YU: WOW! That cut is POWERFUL! I heard the literal voices and musical voices. It's like the cut encompassed, in some ways, the history of black music in America. All the cuts sounded good, for different reasons, but I dug them all. If there was anything across all, I guess it was they all seemed to be having a musical conversation, but the Lateef cut was like a summary of them all, if that makes sense.

EB: Exactly! When you understand the culture and the music, you FEEL it, and can relate to the band's conversations amongst itself AND the audience! While each cut you listened to might have had a different vibe, they were ALL talking to you, just using different words. ALL of it felt/sounded good, and for different reasons. It's like spirituals, work songs, blues, jazz, etc., they all speak to you, it's just that they may, in some cases, use different words to tell the same story!

YU: Ahhhhh, I didn't really think about that.

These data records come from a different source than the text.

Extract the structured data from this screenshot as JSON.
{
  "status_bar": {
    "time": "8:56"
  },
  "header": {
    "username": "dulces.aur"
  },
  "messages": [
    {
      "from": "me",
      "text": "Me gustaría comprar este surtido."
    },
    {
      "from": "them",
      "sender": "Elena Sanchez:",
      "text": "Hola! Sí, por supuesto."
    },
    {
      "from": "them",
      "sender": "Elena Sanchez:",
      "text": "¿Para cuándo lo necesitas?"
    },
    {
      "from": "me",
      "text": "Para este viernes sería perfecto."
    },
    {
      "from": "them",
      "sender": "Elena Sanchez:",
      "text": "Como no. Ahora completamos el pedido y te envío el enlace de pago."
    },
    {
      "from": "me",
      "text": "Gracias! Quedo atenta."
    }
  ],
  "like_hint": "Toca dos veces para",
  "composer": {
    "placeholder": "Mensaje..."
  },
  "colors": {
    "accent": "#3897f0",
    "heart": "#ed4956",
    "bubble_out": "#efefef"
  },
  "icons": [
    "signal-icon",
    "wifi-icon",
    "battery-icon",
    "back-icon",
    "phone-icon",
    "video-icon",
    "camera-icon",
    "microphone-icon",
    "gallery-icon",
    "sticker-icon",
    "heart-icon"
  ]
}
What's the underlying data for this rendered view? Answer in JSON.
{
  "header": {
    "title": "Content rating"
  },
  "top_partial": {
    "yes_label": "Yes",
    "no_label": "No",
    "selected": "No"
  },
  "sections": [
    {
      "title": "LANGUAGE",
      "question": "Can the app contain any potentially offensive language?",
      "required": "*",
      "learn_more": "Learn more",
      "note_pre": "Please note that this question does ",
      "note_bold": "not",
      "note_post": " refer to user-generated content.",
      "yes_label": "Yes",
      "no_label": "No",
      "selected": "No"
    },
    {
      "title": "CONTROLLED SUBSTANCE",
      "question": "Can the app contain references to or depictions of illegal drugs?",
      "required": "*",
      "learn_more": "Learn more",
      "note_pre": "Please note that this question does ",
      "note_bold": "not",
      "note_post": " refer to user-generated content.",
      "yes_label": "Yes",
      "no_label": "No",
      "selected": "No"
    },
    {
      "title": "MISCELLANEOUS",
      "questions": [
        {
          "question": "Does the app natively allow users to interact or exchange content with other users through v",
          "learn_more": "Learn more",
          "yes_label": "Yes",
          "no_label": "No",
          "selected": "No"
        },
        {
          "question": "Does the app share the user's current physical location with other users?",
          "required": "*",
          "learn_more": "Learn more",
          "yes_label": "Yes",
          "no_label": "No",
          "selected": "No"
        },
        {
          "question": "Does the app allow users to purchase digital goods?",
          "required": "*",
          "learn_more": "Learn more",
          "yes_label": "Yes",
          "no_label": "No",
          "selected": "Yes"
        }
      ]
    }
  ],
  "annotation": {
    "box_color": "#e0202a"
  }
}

EB: Man, don't you EVER tell me that music with no verbal lyrics is incapable of telling a story! The voice is an instrument as much as a sax, but that doesn't mean they both can't talk and/or tell a story. The history of black music IS the story, man, LISTEN, and if you listened to the music at any period in history, you'll get a sense of what was happenin' at that time!

YU: Thanks, Eddie B!

EB: No problem, and remember this: Life can be much more fuller and wonderful when your ears are bigger than your mouth. Listen, son, listen!

[Eddie Becton is a professor of African-American Studies at Loyola Marymount University and hosts Eddie B's Jazz Journey on KXLU 88.9-FM. The above FB post was reprinted with his permission.]